“MultiValue” is the modern name given to a class of database managers modelled after the Pick Operating System, designed way, way back in 1965. Generally speaking, a MultiValue system isn’t just a database, but has an integrated programming language (usually a variant of BASIC), a batch processing language, a command processor, a text editor, and a query language. From the 1970’s through to today, there’s a substantial number of companies with MultiValue products on the market, and in its heyday, there were lots of software companies building vertical-market systems that used these databases.
The database itself is usually designed as a Link-Hash Filing System with variable-length delimited records. In other words, data tables are very similar to a Java “Map” on disk, with the records composed of Strings with embedded delimiters to separate fields, values and subvalues. With file systems, we are usually more concerned about how the data is stored on disk in order to optimize both speed and disk space, so the hashing function and division of the records into groups is usually more important than it would be with a Map stored in memory.

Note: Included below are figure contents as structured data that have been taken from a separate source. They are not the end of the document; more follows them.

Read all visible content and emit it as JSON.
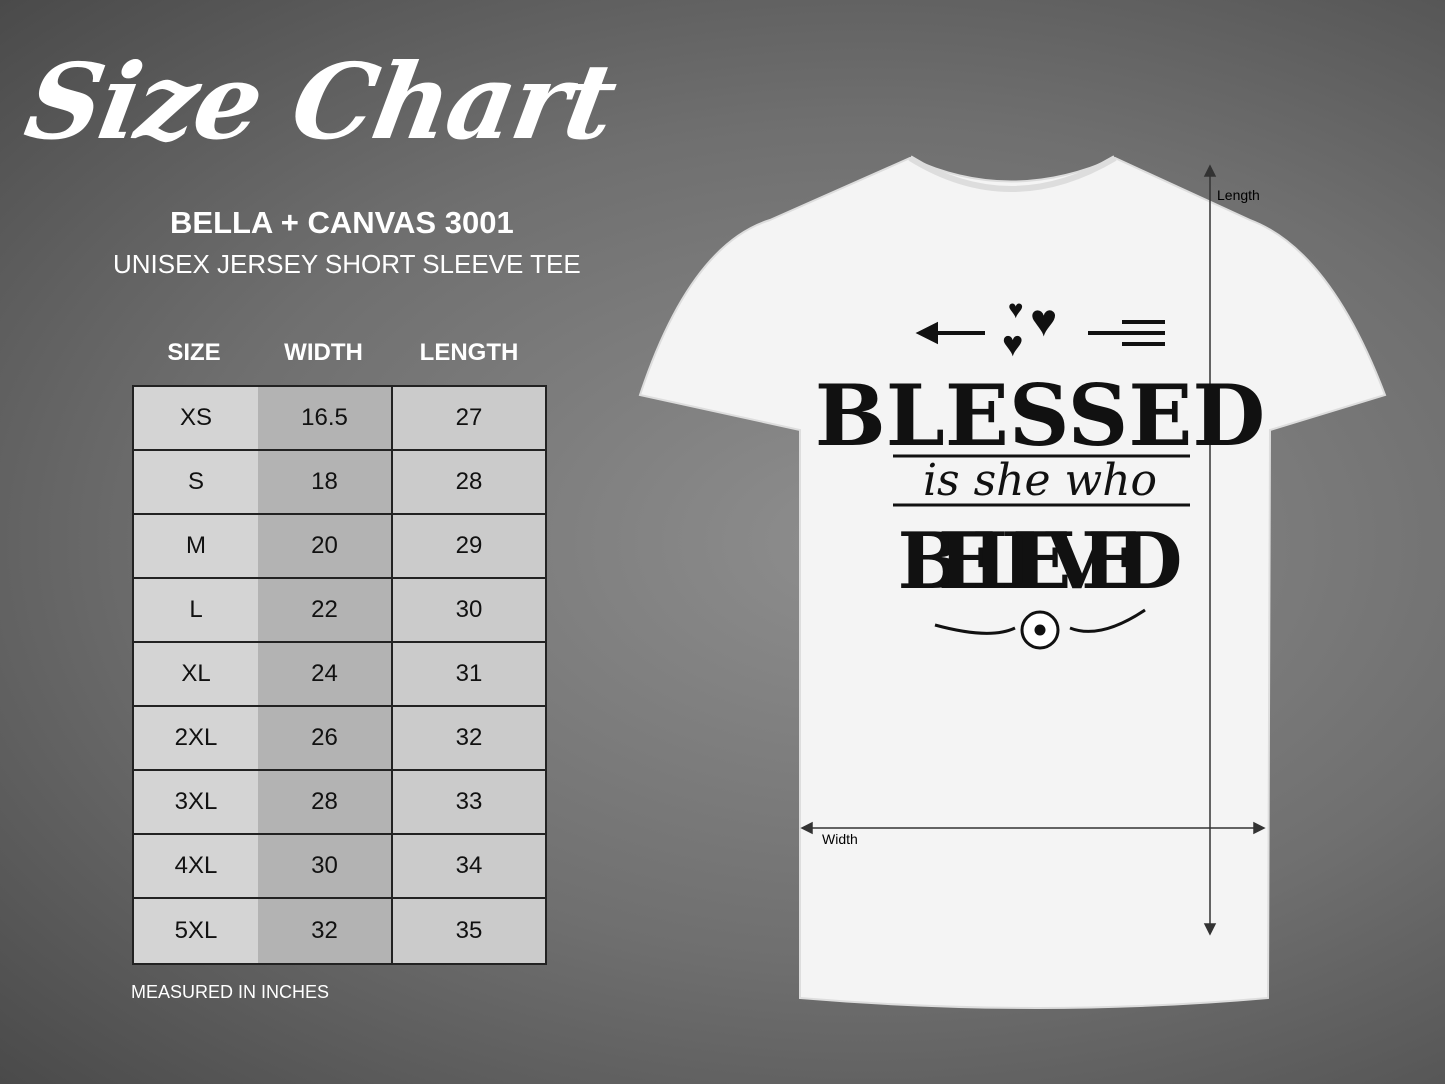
{
  "title": "Size Chart",
  "brand": "BELLA + CANVAS 3001",
  "subtitle": "UNISEX JERSEY SHORT SLEEVE TEE",
  "table": {
    "headers": [
      "SIZE",
      "WIDTH",
      "LENGTH"
    ],
    "rows": [
      [
        "XS",
        "16.5",
        "27"
      ],
      [
        "S",
        "18",
        "28"
      ],
      [
        "M",
        "20",
        "29"
      ],
      [
        "L",
        "22",
        "30"
      ],
      [
        "XL",
        "24",
        "31"
      ],
      [
        "2XL",
        "26",
        "32"
      ],
      [
        "3XL",
        "28",
        "33"
      ],
      [
        "4XL",
        "30",
        "34"
      ],
      [
        "5XL",
        "32",
        "35"
      ]
    ]
  },
  "note": "MEASURED IN INCHES",
  "shirt": {
    "color": "#f4f4f4",
    "design_text": [
      "BLESSED",
      "is she who",
      "BELIEVED"
    ],
    "length_label": "Length",
    "width_label": "Width"
  }
}
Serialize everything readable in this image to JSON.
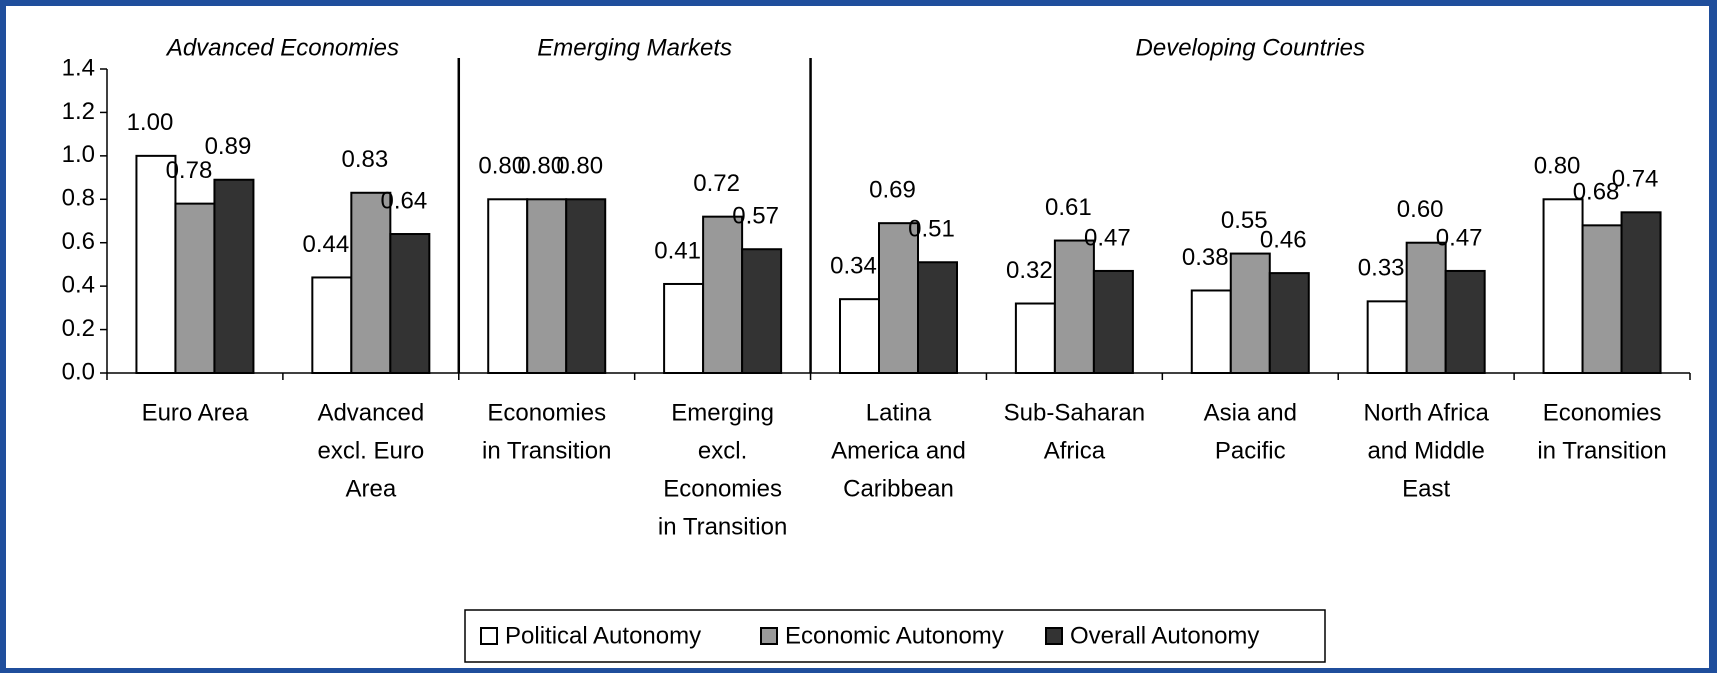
{
  "chart_data": {
    "type": "bar",
    "group_labels": [
      "Advanced Economies",
      "Emerging Markets",
      "Developing Countries"
    ],
    "categories": [
      [
        "Euro Area"
      ],
      [
        "Advanced",
        "excl. Euro",
        "Area"
      ],
      [
        "Economies",
        "in Transition"
      ],
      [
        "Emerging",
        "excl.",
        "Economies",
        "in Transition"
      ],
      [
        "Latina",
        "America and",
        "Caribbean"
      ],
      [
        "Sub-Saharan",
        "Africa"
      ],
      [
        "Asia and",
        "Pacific"
      ],
      [
        "North Africa",
        "and Middle",
        "East"
      ],
      [
        "Economies",
        "in Transition"
      ]
    ],
    "series": [
      {
        "name": "Political Autonomy",
        "color": "#ffffff",
        "values": [
          1.0,
          0.44,
          0.8,
          0.41,
          0.34,
          0.32,
          0.38,
          0.33,
          0.8
        ],
        "value_labels": [
          "1.00",
          "0.44",
          "0.80",
          "0.41",
          "0.34",
          "0.32",
          "0.38",
          "0.33",
          "0.80"
        ]
      },
      {
        "name": "Economic Autonomy",
        "color": "#999999",
        "values": [
          0.78,
          0.83,
          0.8,
          0.72,
          0.69,
          0.61,
          0.55,
          0.6,
          0.68
        ],
        "value_labels": [
          "0.78",
          "0.83",
          "0.80",
          "0.72",
          "0.69",
          "0.61",
          "0.55",
          "0.60",
          "0.68"
        ]
      },
      {
        "name": "Overall Autonomy",
        "color": "#333333",
        "values": [
          0.89,
          0.64,
          0.8,
          0.57,
          0.51,
          0.47,
          0.46,
          0.47,
          0.74
        ],
        "value_labels": [
          "0.89",
          "0.64",
          "0.80",
          "0.57",
          "0.51",
          "0.47",
          "0.46",
          "0.47",
          "0.74"
        ]
      }
    ],
    "ylim": [
      0,
      1.4
    ],
    "yticks": [
      {
        "value": 0,
        "label": "0.0"
      },
      0.2,
      0.4,
      0.6,
      0.8,
      {
        "value": 1,
        "label": "1.0"
      },
      1.2,
      1.4
    ],
    "legend": "bottom"
  }
}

It’s this idea of having three levels of delimiters which gives MultiValue its name. A record can have any number of fields, and each field can have any number of values in it. In turn, each value can be broken up into a number of subvalues.
I recently started learning how to use MongoDB, and I was struck by how similar the approach of NoSQL is to MultiValue. Of course, the records are stored in JSON-like structures instead of delimited records, but implications to your application design are pretty much the same. Today, we don’t really think twice about multi-valued data, but prior to about 2010 MultiValue was a pretty radical idea in computing.